Robert Ritter: 'This is the vicious circle that has created a sense of despair and frustration among so many physicians.'Robert Ritter: 'This is the vicious circle that has created a sense of despair and frustration among so many physicians.' (CBC)

Newfoundland and Labrador's breast cancer inquiry has been warned that there are urgent and chronic problems to resolve beyond how a controversial pathology lab has been funded and managed.

Robert Ritter, executive director of the Newfoundland and Labrador Medical Association, showed visible emotional strain Thursday while testifying at the Cameron inquiry in St. John's.

Ritter told Justice Margaret Cameron that areas beyond specialists dealing immediately with breast cancer testing are also being stretched too thin, with serious implications for patient care.

"Chronic understaffing and high turnover are not unique to oncologists and pathologists," Ritter told the inquiry, which has been examining flawed breast cancer testing and how Eastern Health and government officials subsequently dealt with it.

"They are pervasive and they are a menace to every service area and every site in our province. They are the cause of deep stress, strain, fatigue and anxiety that frontline physicians are feeling increasingly," Ritter said.

Ritter warned that other serious problems could arise.

"This is the fertile ground that fosters adverse events. This is the vicious circle that has created a sense of despair and frustration among so many physicians and, indeed, other health care workers as well," he said.

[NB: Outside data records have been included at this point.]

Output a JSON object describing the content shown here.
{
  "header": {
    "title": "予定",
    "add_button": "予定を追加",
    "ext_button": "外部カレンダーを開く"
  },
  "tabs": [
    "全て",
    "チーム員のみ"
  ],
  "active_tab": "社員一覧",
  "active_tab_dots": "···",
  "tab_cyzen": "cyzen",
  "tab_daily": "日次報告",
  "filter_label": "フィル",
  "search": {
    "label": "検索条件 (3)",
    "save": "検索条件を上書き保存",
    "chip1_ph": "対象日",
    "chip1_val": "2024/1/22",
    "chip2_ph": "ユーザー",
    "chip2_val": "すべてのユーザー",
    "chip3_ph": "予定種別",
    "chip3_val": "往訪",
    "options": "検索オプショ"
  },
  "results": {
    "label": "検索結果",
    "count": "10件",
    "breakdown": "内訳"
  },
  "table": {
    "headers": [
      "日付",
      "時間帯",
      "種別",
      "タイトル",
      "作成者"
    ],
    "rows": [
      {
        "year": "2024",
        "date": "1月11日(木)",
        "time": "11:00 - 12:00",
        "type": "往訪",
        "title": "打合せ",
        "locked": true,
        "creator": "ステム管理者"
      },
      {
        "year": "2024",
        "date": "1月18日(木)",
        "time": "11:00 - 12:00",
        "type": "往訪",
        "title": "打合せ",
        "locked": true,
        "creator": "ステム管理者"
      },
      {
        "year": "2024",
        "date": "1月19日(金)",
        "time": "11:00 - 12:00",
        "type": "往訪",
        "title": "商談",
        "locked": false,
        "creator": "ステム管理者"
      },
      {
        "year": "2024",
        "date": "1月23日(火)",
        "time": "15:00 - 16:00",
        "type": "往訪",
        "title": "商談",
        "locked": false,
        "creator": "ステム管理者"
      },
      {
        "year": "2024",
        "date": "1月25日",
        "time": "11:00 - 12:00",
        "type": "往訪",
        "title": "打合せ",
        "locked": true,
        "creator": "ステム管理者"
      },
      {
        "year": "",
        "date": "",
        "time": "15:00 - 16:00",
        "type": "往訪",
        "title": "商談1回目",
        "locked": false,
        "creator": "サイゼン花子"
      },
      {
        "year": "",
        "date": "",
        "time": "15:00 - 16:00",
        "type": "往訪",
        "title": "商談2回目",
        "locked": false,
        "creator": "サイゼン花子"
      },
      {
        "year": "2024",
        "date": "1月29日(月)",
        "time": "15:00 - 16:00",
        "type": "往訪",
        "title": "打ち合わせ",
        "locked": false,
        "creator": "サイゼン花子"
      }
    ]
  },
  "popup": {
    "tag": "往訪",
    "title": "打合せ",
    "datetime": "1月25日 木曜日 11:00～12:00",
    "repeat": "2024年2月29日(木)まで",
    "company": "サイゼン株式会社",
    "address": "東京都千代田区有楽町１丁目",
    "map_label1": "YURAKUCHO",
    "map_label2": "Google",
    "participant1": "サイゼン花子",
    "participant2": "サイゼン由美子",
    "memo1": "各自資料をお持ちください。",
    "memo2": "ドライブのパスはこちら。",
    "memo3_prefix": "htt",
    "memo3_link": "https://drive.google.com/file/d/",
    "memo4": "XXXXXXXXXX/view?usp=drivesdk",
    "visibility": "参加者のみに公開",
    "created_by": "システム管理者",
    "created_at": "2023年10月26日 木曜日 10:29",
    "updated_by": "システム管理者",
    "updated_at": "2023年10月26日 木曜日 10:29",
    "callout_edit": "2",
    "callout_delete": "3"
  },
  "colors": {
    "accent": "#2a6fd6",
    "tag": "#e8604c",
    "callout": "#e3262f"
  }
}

"The people who care for you when the need arises want to do more than just barely keep the system afloat. They want to provide excellent and safe care, and they are demoralized because they are unable to do so under present conditions."

Since testimony began in March, Cameron has often heard about chronic resource problems with pathology at the St. John's lab that produced hundreds of inaccurate breast cancer tests between 1997 and 2005.

The NLMA spoke out this week against an unprecedented pay package that the Newfoundland and Labrador government awarded to pathologists and some oncologists, in a bid to stop resignations and to lure new specialists.

The NLMA said while the hefty pay increase is good for the specialists involved, it has sparked divisive feelings in the medical profession.

Speaking with reporters after his testimony, Ritter said government must realize that it needs to rethink how health care is managed on a broad basis.

"If we don't start dealing with the systemic problems, with what's behind the root causes of what's causing the kind of thing that's happened here, we'll be going from one inquiry to another," Ritter said.